Why Barnett From ‘Love Is Blind’ Is Just Like Chandler From ‘Friends’

Love Is Blind has quickly become one of the most talked-about reality shows on television; following in the footsteps of The Circle, Netflix has entered the reality TV space with an agenda — a mission to prove the streaming platform can compete with the likes of ABC’s The Bachelor and the gamut of TLC phenomenons.

Matthew Perry and Courtney Cox as Chandler and Monica in Friends
Matthew Perry and Courteney Cox | David Hume Kennerly/Getty Images

Love Is Blind features a group of individuals — all unrealistically attractive — who dare to enter an engagement without ever laying eyes on one another. Once engaged, they meet for a destination honeymoon in Mexico and then move in together to test their relationship under real-life stressors and uncontrollable environmental factors. While the show takes off as a lovey-dovey exploration, it quickly spirals into a dramafest, which is exactly what all viewers crave.

Spoilers for the first few episodes of ‘Love Is Blind’ below 

As for some of the drama, one guy, Barnett, finds himself in a bit of a love triangle, as he convinces two girls that he is in love with both of them. Then, must detract his words for one, while following his heart and vying for the other. While on the surface, this fact may make Barnett seem like a Joey — the lady’s man on Friends with a knack for romancing woman — Barnett is a lot more like Chandler (for a few obvious reasons).

What Barnett from ‘Love is Blind’ and Chandler from ‘Friends’ have in common  

First off, Barnett is a jokester; he always has a sly comment up his sleeve, and a cheesy (often inappropriate) joke tucked in his pocket. And, for a family-friendly show, Chandler pushed the envelope as much as possible when it came to his humor style on Friends. 

Both the real-life Barnett and the character Chandler rely on their funny bones in social situations. They rely on their sense of humor to foster sympathy and build connections. Rather than delving information about their inner lives — turmoil, stressors, family drama, and more — they resort to humor as a means of escape, as a way to clear the air of any tension that may be lingering. They use humor to draw people in, as opposed to sincerity or sobriety (two traits often intimately tied to the depth of a connection).

Barnett seems uncomfortable with emotions like Chandler 

Chandler in Friends made fart noises during sincere embraces; remember when Jennifer Aniston’s Rachel Green was getting ready to leave for Paris, and Chandler couldn’t hug her without turning it into a “fart hug?” 

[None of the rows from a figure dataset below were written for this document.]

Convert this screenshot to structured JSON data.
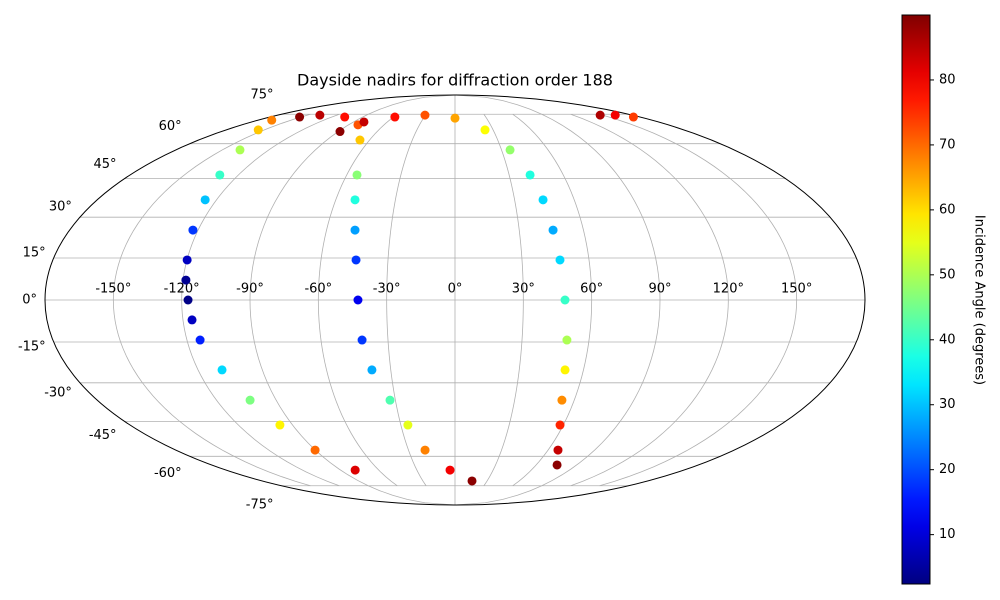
{
  "chart_data": {
    "type": "scatter",
    "projection": "mollweide",
    "title": "Dayside nadirs for diffraction order 188",
    "grid": true,
    "xlim": [
      -180,
      180
    ],
    "ylim": [
      -90,
      90
    ],
    "xticks": [
      {
        "value": -150,
        "label": "-150°"
      },
      {
        "value": -120,
        "label": "-120°"
      },
      {
        "value": -90,
        "label": "-90°"
      },
      {
        "value": -60,
        "label": "-60°"
      },
      {
        "value": -30,
        "label": "-30°"
      },
      {
        "value": 0,
        "label": "0°"
      },
      {
        "value": 30,
        "label": "30°"
      },
      {
        "value": 60,
        "label": "60°"
      },
      {
        "value": 90,
        "label": "90°"
      },
      {
        "value": 120,
        "label": "120°"
      },
      {
        "value": 150,
        "label": "150°"
      }
    ],
    "yticks": [
      {
        "value": 75,
        "label": "75°"
      },
      {
        "value": 60,
        "label": "60°"
      },
      {
        "value": 45,
        "label": "45°"
      },
      {
        "value": 30,
        "label": "30°"
      },
      {
        "value": 15,
        "label": "15°"
      },
      {
        "value": 0,
        "label": "0°"
      },
      {
        "value": -15,
        "label": "-15°"
      },
      {
        "value": -30,
        "label": "-30°"
      },
      {
        "value": -45,
        "label": "-45°"
      },
      {
        "value": -60,
        "label": "-60°"
      },
      {
        "value": -75,
        "label": "-75°"
      }
    ],
    "colorbar": {
      "label": "Incidence Angle (degrees)",
      "colormap": "jet",
      "lim": [
        2.4,
        90
      ],
      "ticks": [
        10,
        20,
        30,
        40,
        50,
        60,
        70,
        80
      ]
    },
    "series": [
      {
        "x": [
          -167.7,
          -154.7,
          -138.6,
          -130.3,
          -125.7,
          -122.4,
          -119.9,
          -118.7,
          -117.2,
          -116.0,
          -114.1,
          -108.8,
          -103.1,
          -97.0,
          -90.2,
          -78.5
        ],
        "y": [
          71.7,
          66.6,
          57.2,
          46.5,
          36.6,
          25.2,
          14.3,
          7.1,
          0,
          -7.1,
          -14.3,
          -25.2,
          -36.6,
          -46.5,
          -57.2,
          -66.6
        ],
        "values": [
          68,
          62,
          50,
          40,
          30,
          18,
          8,
          4,
          3,
          8,
          16,
          32,
          46,
          58,
          70,
          82
        ]
      },
      {
        "x": [
          -151.2,
          -137.3,
          -107.3,
          -82.0,
          -66.7,
          -54.3,
          -50.3,
          -46.7,
          -44.3,
          -42.6,
          -41.6,
          -38.8,
          -32.7,
          -26.1,
          -19.3,
          -3.9,
          15.9
        ],
        "y": [
          73.4,
          74.5,
          73.4,
          69.2,
          61.7,
          46.5,
          36.6,
          25.2,
          14.3,
          0,
          -14.3,
          -25.2,
          -36.6,
          -46.5,
          -57.2,
          -66.6,
          -72.3
        ],
        "values": [
          89,
          85,
          78,
          72,
          62,
          47,
          38,
          27,
          18,
          12,
          18,
          28,
          42,
          55,
          68,
          80,
          89
        ]
      },
      {
        "x": [
          -88.6,
          -80.6,
          -58.5,
          -30.5,
          0,
          23.6,
          35.5,
          41.6,
          44.3,
          45.8,
          47.0,
          48.3,
          50.1,
          51.4,
          53.8,
          58.2,
          66.4,
          75.5
        ],
        "y": [
          65.8,
          70.7,
          73.4,
          74.5,
          72.8,
          66.6,
          57.2,
          46.5,
          36.6,
          25.2,
          14.3,
          0,
          -14.3,
          -25.2,
          -36.6,
          -46.5,
          -57.2,
          -64.1
        ],
        "values": [
          89,
          84,
          78,
          72,
          65,
          57,
          48,
          38,
          32,
          28,
          32,
          40,
          50,
          58,
          67,
          76,
          84,
          89
        ]
      },
      {
        "x": [
          147.5,
          162.8,
          173.6
        ],
        "y": [
          74.5,
          74.5,
          73.4
        ],
        "values": [
          86,
          80,
          74
        ]
      }
    ]
  }
}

Barnett seems equally uncomfortable with this depth of emotion; he seems equally uncomfortable with ultra tense moments. Thus, he often cracks a joke to put a smile on everyone’s face — changing the overall tone in a situation from one of pensive reflection to one of casual conversation. 

The question is: Can Barnett grow? Can he become like Chandler towards the end of Friends — the funny man who (sort of) knew when to let a moment boil, as he entered a successful relationship with Monica? Or, is Barnett destined to use humor forever — to dodge more difficult subject matters?